The US Department of Homeland Security's Cybersecurity and Infrastructure Security Agency (CISA) has published security advice for organizations that may have rushed out Office 365 deployments to support remote working during the coronavirus pandemic.
CISA warns that it continues to see organizations that have failed to implement security best practices for their Office 365 implementation. It is concerned that hurried deployments may have lead to important security configuration oversights that could be exploited by attackers.
"In recent weeks, organizations have been forced to change their collaboration methods to support a full 'work from home' workforce," CISA notes in the new alert.
SEE: 10 tips for new cybersecurity pros (free PDF)
"O365 provides cloud-based email capabilities, as well as chat and video capabilities using Microsoft Teams. While the abrupt shift to work-from-home may necessitate rapid deployment of cloud collaboration services, such as O365, hasty deployment can lead to oversights in security configurations and undermine a sound O365-specific security strategy."
CISA's new advice is similar to an alert it issued last year after seeing contractors deploy O365 with poor security configurations. The document contains links to Microsoft's relevant best-practice documents for secure configuration of Azure AD and Office 365.
The first thing organizations need to do is lock down Azure Active Directory (AD) Global Administrator accounts in Office 365 with multi-factor authentication (MFA).
It's the account used to set up other accounts and has the highest privileges, equivalent to the domain administrator in an on-premise AD environment. MFA isn't enabled by default for this account, so admins need to actively enable it.
CISA points to Microsoft's Security Defaults, released in January to help organizations secure their accounts to the same level that Microsoft protects consumer accounts from attacks like password spraying and phishing.
The tool helps ensure administrators use MFA. Microsoft earlier this year revealed that 99.9% of the compromised accounts don't use MFA and that only 11% of enterprises had enabled MFA.
"If not immediately secured, an attacker can compromise these cloud-based [admin] accounts and maintain persistence as a customer migrates users to O365," CISA warned.
CISA says the Global Administrator account should only be used when "absolutely necessary" and that it's important to assign administrator roles using role-based access control.
"Using Azure AD's numerous other built-in administrator roles instead of the Global Administrator account can limit assigning of overly permissive privileges to legitimate administrators. Practicing the principle of 'least privilege' can greatly reduce the impact if an administrator account is compromised," CISA notes.
CISA recommends that admins enable Unified Audit Log in the Security and Compliance Center to assist incident investigations. The Audit Log contains events from Exchange Online, SharePoint Online, OneDrive, Azure AD, Microsoft Teams, PowerBI, and other Office 365 services.

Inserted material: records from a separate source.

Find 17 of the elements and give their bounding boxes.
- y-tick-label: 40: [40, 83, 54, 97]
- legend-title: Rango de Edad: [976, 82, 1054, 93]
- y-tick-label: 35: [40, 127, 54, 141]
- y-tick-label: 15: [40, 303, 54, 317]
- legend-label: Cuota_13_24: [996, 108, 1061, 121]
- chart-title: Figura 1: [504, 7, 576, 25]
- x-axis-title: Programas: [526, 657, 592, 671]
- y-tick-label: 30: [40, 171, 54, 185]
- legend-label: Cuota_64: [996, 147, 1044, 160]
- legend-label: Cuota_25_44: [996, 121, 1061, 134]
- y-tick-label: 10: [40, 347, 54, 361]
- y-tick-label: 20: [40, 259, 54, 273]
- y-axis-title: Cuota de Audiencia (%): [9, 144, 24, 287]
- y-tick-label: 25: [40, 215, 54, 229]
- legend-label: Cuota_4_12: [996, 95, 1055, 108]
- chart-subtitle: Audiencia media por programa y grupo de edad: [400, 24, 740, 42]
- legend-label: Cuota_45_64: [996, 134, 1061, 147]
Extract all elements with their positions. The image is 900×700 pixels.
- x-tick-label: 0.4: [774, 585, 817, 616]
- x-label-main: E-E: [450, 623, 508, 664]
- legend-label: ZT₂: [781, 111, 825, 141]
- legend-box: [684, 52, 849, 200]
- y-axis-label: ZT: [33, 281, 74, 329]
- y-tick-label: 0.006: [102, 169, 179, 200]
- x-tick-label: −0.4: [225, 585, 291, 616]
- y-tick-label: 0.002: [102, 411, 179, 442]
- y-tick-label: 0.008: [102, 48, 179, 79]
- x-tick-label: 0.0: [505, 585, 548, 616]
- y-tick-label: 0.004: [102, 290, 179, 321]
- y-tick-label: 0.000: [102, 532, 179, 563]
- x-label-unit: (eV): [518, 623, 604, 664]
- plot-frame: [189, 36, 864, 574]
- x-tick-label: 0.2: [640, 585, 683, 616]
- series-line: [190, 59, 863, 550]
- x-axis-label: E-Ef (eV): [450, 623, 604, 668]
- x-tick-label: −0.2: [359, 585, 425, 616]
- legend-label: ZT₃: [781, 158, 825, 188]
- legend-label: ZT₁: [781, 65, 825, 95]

SEE: DHS CISA: Companies are getting hacked even after patching Pulse Secure VPNs
The agency also recommends enabling MFA for all users even though they don't have elevated permissions. Additionally, admins should disable legacy protocols, especially if they don't support MFA features, such as Post Office Protocol (POP3), Internet Message Access Protocol (IMAP), and Simple Mail Transport Protocol (SMTP).
However, CISA acknowledges that these protocols won't be disabled if an older email client requires them. It recommends that organizations conduct an inventory of users who need to use a legacy email client and restrict access to those protocols to them.
"Taking this step will greatly reduce an organization's attack surface," CISA says.
Finally, CISA recommends using Microsoft's Secure Score tool, which is designed to measure an organization's security posture for Office 365, and integrated Unified Audit Log with a SIEM tool.